- Born: 1973 (age 52–53) Logroño (Spain)

= Javier García Martinez =

Spanish chemist

Javier García Martínez (born 1973) is a Spanish inorganic chemist, who served as the president of the International Union of Pure and Applied Chemistry (IUPAC) in 2022–23. He was born in Logroño, and researches in the area of nanotechnology for the technological development and commercialization of catalysts that reduce carbon dioxide emissions.

== Career ==
García Martínez is a professor of inorganic chemistry at the University of Alicante, and directs the molecular nanotechnology laboratory where he researches  and works on the manufacture of nanomaterials for energy applications, water treatment, production and adequate use of biomass and gas separation techniques.
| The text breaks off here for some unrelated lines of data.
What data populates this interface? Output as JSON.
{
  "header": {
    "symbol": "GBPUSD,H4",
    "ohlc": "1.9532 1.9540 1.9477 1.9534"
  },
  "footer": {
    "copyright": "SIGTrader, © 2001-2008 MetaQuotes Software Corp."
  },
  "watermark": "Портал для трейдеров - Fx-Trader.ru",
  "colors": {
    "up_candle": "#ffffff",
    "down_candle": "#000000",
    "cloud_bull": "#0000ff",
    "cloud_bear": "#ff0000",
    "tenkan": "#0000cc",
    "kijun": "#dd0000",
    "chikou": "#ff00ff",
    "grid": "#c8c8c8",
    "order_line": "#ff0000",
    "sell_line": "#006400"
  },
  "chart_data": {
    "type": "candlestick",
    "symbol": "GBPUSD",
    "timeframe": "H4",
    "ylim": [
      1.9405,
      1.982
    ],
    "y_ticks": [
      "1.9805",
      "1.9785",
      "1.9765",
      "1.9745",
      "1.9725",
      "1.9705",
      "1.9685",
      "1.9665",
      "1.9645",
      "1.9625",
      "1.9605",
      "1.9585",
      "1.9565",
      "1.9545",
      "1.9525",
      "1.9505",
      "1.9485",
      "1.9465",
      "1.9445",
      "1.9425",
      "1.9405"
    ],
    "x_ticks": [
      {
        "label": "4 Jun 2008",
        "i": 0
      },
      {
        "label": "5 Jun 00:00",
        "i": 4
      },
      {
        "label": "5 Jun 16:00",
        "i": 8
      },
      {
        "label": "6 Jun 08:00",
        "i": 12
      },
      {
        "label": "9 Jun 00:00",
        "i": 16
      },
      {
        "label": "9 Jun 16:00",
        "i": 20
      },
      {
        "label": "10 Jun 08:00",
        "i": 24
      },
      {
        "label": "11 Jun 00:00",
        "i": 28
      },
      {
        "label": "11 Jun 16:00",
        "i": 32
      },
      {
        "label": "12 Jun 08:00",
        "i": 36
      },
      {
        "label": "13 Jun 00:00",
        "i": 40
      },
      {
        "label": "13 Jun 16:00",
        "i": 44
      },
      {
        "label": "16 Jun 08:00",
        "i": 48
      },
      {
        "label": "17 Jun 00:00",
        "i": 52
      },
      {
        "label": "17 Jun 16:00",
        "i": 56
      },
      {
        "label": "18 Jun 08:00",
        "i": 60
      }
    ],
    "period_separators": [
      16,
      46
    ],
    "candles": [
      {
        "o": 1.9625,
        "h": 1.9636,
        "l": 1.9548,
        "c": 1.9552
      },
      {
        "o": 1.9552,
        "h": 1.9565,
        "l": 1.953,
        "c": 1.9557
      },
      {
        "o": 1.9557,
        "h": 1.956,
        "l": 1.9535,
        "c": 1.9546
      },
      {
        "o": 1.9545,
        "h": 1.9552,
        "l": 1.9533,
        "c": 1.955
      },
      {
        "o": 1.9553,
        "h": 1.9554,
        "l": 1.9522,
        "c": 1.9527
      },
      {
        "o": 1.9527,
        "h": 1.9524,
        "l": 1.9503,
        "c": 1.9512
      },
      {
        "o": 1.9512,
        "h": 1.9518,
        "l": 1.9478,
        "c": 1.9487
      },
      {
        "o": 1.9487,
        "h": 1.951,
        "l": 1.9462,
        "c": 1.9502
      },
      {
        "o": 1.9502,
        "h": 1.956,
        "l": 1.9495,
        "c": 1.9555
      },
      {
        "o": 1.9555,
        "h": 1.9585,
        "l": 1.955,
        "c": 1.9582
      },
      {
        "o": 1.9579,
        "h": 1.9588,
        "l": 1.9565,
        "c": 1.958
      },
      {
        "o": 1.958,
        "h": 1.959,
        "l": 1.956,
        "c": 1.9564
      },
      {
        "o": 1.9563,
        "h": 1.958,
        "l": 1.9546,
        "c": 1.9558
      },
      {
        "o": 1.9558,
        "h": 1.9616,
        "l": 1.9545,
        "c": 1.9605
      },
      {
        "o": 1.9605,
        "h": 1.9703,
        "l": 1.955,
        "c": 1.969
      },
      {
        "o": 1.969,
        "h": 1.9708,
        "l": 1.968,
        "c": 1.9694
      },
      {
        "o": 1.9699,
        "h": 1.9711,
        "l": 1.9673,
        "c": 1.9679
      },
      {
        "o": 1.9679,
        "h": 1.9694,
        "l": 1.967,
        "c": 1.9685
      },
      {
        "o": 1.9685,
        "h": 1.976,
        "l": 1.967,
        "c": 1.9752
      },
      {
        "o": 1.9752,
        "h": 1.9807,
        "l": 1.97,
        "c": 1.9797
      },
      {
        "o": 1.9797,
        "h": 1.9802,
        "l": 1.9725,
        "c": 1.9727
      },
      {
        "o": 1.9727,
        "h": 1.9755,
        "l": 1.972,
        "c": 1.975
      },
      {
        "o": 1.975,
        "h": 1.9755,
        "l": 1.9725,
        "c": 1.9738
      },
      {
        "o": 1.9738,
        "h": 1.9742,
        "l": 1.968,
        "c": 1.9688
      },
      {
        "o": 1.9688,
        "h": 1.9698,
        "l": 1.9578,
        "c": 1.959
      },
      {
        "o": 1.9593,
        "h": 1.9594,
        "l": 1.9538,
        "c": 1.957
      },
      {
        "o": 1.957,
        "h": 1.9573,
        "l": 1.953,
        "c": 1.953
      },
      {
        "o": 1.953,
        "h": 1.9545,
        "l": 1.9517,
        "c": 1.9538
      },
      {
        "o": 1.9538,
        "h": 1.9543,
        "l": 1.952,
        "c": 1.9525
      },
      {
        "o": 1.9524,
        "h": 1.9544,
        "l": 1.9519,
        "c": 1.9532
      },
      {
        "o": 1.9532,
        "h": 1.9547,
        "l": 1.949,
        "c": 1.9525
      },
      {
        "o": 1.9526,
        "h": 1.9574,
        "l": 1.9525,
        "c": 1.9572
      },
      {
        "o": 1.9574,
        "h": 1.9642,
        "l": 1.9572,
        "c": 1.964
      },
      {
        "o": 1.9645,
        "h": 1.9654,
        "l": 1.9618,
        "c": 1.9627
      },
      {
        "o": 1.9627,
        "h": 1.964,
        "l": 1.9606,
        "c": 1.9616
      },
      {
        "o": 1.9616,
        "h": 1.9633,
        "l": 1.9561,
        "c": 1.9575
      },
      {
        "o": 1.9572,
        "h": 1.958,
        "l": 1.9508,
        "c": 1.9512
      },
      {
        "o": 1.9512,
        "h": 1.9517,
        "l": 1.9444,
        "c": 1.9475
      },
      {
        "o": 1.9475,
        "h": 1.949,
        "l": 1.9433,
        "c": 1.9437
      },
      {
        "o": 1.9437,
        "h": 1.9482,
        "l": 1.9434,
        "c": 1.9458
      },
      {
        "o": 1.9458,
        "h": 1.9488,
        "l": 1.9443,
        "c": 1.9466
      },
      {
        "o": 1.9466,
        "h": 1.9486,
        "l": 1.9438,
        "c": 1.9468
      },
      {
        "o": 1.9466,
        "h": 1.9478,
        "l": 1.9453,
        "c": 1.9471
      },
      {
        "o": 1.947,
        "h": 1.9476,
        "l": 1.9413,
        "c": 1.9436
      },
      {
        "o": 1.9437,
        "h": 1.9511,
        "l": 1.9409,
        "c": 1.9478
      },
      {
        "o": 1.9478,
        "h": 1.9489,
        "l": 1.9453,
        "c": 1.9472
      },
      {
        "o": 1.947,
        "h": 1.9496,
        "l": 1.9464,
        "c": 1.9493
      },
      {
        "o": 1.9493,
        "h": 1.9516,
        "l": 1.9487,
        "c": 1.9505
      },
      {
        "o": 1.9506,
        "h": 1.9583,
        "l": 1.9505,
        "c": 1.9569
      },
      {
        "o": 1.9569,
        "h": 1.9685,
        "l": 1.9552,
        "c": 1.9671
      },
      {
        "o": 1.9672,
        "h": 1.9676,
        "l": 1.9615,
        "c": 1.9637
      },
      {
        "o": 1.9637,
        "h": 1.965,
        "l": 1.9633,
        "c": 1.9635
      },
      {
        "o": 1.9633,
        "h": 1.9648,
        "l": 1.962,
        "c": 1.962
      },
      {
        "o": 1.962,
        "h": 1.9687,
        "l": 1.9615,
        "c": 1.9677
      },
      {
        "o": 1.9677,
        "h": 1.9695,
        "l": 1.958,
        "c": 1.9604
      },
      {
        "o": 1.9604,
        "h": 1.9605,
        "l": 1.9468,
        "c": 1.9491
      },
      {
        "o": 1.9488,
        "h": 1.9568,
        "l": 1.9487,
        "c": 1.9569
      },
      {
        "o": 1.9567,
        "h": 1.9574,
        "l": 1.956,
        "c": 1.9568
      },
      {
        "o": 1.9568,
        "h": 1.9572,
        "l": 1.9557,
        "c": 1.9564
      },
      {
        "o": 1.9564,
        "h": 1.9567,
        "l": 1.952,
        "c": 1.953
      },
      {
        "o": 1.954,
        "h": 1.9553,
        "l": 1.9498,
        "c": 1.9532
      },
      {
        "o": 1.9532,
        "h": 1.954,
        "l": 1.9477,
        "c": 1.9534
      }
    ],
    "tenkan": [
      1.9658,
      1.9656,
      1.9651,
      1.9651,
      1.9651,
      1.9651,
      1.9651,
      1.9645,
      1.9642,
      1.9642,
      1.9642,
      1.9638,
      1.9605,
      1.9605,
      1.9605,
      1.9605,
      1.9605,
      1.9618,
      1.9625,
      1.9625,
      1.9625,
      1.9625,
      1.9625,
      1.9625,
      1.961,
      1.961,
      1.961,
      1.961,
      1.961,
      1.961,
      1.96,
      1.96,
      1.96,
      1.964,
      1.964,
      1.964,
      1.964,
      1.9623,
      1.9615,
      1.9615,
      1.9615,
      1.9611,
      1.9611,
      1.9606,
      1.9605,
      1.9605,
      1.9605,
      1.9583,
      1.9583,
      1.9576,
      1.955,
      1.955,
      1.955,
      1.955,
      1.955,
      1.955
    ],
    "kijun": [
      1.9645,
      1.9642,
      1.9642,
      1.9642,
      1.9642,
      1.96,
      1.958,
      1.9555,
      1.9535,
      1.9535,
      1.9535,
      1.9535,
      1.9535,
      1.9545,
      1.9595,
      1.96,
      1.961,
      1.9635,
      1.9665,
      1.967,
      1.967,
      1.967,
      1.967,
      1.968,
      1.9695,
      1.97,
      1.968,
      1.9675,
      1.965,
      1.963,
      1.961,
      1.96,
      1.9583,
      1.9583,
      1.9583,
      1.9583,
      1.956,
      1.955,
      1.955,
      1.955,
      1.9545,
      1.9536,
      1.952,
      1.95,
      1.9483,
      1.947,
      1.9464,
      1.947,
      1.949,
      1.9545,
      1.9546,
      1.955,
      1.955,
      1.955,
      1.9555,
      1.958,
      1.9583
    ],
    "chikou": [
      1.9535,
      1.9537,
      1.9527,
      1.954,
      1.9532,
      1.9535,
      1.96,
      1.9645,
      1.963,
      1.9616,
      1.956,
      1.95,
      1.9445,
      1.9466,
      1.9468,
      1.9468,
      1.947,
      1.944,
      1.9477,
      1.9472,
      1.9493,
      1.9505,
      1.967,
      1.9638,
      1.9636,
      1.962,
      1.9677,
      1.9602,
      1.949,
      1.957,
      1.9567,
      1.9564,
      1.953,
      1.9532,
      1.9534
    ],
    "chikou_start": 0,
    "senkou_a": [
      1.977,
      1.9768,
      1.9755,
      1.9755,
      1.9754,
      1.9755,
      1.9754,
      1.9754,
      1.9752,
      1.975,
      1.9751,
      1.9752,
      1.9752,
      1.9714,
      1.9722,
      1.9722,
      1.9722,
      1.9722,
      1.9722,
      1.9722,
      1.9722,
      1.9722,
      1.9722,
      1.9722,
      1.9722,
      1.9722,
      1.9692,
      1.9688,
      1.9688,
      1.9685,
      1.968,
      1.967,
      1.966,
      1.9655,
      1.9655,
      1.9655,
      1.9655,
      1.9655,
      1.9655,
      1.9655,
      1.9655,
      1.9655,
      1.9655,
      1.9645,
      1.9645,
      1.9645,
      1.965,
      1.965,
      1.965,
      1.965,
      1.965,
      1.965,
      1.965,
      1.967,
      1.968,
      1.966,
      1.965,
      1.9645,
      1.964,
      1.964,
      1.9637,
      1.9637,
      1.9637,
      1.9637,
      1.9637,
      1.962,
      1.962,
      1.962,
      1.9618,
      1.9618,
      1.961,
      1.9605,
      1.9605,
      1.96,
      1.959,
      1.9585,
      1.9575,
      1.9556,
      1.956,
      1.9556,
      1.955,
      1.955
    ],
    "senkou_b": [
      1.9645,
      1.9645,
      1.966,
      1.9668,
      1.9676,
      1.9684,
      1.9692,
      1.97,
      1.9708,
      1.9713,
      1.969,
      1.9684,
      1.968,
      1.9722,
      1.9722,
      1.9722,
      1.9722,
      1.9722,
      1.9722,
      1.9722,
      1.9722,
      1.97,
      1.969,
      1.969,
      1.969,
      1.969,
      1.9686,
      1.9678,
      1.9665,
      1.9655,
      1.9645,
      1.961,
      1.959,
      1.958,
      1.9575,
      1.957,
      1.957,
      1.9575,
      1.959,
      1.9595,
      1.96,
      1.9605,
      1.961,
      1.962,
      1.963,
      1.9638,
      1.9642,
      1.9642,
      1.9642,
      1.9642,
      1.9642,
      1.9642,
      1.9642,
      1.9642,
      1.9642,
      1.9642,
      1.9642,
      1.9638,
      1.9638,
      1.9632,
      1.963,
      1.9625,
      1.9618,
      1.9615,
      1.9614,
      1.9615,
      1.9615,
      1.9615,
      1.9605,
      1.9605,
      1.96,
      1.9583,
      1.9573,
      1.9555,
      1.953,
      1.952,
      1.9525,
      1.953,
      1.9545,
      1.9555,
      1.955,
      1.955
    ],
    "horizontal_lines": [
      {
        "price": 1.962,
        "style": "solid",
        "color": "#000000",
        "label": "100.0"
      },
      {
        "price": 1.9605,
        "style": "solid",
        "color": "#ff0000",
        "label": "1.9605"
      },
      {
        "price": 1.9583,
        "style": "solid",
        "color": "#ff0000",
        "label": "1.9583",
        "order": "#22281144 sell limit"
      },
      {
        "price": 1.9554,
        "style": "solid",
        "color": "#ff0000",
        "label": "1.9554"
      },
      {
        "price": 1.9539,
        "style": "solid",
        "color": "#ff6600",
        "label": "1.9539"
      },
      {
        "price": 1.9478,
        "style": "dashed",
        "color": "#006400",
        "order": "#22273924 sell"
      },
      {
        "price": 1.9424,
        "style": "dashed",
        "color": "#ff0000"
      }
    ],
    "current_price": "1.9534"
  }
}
While at the Massachusetts Institute of Technology (MIT) in 2004 he founded Rive Technology to exploit his catalyst research. The company was acquired by the North American multinational WR Grace in 2019.

He has published on nanomaterials and on energy-related topics. His latest published books are Nanotechnology for the Energy Challenge (Wiley, 2010), The Chemical Element (Wiley, 2011), Chemistry Education (Wiley 2014), Mesoporous Zeolites (Wiley 2015), Chemistry Entrepreunership (Wiley 2021) and Spain for sure (Planeta, 2021).

==Awards, honors and societies==
He was the president of the International Union of Pure and Applied Chemistry in 2022–23. He currently leads the Chair of Science and Society of the Rafael del Pino Foundation, where he directs a report on technology and competitiveness of the Spanish economy. He also chairs the Young Academy of Spain is a member of the Board of Trustees and the Advisory Council of the Gadea Foundation for Science.

He was recognized by the World Economic Forum as a Young Global Leader and by the Massachusetts Institute of Technology with the Innovators Under 35 award, and in 2014, he was awarded the Rey Jaime I Award in the category of New Technologies. In 2015 he received the Emerging Researcher Award from the American Chemical Society. In 2017, he was recognized by the American Chemical Society as the best entrepreneur in the US in the chemical sector and in 2018 he received the Kathryn C. Hach Award. He is a member of the Council on Emerging Technologies of the World Economic Forum, of the Global Young Academy and Fellow of the Royal Society of Chemistry and the American Chemical Society.